As teclas de marfim do piano austríaco eram amareladas pelo tempo. Sobre o piano uma passadeira de labirinto tembém amarelecida pelo tempo. O tempo tinha se encarregado de amarelar quase tudo, mas não a magia. Raramente o piano cantava, só em ocasiões especiais. " Toca Marieta" e lá ia ela dedilhar as valsas vienenses, predileção de Oscar. Era o único som que se ouvia na casa/sonho. O muro que a rodeava tomava forma de ondas como a proteger seu interior. Era uma casa única e parecia plantada fora de hora e lugar. Cercada por enormes arvores que lhe davam uma sombra maravilhosa, também serviam de abrigo as centenas de orquídeas. Nada tinha das casas que a cercavam. Alí morava um sábio. Essa casa tinha alma. Essa alma era fina, de compleição miúda e resistia em vestir os ternos que a posição dele exigia. Contentava-se em deslizar suavemente pelo assoalho, pés descalços, com seus pijamas de seda. A escada de madeira cheirosa, circular levava-o ao paraíso, onde poucas pessoas tinham acesso. A maravilhosa biblioteca. Os livros, aos milhares, deitavam no jacarandá. Suas maõs magras, dedos finos, dedilhavam entre os livros e, mesmo se estivesse de olhos fechados, acho que pelo faro, encontraria o livro procurado. Sempre alguns discípulos o seguiam. Entre os livros, muitos autores paraibanos, alguns de sua autoria sobre Medicina legal, história das artes e um que foi célebre Exortação aos Jovens.

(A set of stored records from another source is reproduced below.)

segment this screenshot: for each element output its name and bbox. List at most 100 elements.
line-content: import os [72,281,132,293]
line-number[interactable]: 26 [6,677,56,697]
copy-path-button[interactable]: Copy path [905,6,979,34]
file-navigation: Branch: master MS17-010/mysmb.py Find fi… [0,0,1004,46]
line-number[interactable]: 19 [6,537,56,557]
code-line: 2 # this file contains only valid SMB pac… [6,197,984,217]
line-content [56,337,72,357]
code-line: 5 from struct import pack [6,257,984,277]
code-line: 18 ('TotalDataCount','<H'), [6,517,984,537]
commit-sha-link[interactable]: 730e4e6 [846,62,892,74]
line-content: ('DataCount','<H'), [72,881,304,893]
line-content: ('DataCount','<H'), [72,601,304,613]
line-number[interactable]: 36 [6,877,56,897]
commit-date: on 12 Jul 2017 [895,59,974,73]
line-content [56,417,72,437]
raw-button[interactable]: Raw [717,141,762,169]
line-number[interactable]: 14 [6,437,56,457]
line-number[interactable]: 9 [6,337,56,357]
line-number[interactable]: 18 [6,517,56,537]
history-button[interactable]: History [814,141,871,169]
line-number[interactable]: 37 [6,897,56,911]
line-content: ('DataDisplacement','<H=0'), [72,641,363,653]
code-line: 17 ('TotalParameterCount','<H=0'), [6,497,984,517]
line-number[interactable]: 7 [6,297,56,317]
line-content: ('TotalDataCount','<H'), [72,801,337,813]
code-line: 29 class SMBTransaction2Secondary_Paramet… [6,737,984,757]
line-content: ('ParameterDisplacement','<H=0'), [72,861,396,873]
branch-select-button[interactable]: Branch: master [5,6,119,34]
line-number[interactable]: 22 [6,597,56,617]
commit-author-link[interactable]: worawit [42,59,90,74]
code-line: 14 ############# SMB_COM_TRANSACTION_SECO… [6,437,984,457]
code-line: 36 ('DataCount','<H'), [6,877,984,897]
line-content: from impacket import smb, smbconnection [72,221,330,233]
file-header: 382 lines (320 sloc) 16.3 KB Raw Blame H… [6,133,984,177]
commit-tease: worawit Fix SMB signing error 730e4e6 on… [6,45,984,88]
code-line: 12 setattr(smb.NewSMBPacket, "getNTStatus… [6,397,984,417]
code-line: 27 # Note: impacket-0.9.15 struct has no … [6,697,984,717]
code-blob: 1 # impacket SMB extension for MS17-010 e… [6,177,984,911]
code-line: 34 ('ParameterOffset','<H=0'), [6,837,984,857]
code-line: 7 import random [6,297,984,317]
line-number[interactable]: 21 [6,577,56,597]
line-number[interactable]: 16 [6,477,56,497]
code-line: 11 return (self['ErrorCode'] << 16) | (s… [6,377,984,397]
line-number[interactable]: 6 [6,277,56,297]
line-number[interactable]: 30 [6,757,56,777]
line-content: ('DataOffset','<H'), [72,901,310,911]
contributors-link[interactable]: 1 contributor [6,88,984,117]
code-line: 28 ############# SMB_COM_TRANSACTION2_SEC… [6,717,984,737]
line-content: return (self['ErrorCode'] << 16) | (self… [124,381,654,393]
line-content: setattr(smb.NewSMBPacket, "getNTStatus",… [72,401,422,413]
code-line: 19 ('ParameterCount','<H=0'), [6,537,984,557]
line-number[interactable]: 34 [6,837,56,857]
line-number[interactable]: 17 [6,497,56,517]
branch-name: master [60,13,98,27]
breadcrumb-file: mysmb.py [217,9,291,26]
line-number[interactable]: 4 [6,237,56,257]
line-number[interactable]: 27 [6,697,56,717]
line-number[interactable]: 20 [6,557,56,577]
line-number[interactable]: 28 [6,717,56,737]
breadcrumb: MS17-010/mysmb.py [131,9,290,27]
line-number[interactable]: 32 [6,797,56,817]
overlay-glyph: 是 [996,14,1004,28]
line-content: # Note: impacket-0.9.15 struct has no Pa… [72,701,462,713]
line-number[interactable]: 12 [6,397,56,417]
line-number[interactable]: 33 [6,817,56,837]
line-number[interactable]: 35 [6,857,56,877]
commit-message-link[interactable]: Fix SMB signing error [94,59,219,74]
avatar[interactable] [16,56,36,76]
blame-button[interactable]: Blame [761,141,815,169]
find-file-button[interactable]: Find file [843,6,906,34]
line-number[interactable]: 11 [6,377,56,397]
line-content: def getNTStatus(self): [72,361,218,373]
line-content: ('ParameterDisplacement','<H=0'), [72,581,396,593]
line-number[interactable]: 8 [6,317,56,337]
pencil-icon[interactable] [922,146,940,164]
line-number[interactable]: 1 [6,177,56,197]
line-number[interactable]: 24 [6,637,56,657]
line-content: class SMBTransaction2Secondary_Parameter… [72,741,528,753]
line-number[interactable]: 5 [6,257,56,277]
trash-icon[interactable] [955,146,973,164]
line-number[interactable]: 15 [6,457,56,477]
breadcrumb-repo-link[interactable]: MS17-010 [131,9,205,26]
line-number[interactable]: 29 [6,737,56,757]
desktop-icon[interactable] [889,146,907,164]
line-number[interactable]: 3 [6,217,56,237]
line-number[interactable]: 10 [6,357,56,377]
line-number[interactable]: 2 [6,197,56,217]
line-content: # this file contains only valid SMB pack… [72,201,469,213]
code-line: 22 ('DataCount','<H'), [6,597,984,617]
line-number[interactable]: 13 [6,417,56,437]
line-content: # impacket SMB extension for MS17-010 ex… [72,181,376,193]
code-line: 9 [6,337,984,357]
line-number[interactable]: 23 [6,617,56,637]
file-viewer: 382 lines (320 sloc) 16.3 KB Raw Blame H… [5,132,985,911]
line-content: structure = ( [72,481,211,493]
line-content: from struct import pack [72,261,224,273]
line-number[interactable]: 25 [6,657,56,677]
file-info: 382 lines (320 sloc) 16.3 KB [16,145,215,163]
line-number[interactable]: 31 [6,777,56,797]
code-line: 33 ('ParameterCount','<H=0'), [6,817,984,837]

Durante mais de 25 anos foi Presidente da Academia Paraibana de Letras e foi um dos fundadores da Universidade Federal da Paraíba. Ocupou diversos cargos no governo. Nada disso o fazia mudar. Continuava humilde, afável, pediatra doce que atendia por prazer.
Recebia José Lins do Rego da mesma maneira que recebia José Américo de Almeida ou Graciliano Ramos, seus amigos/irmãos. Vizinho a biblioteca tinha um caramanchão com uma trepadeira de jasmins brancos, miúdos que perfumava todo o ambiente.Era alí que os amigos ficavam "esquentando o sol" segundo eles. E lá vinham os refrescos de pitanga a refrescar o calor. Os risos vinham em cascata. De vez em quando, um levantava e ia até as estantes, voltava a mostrar aos outros alguma coisa que o tinha interessado. Talvez até de sua autoria. Era uma troca de palavras encantadas, eram pedaços de versos misturados a causos vividos ou sonhados. E pensar que nada disso foi registrado.... Muita coisa foi esquecida, ou o tempo fez esquecer e se perdeu.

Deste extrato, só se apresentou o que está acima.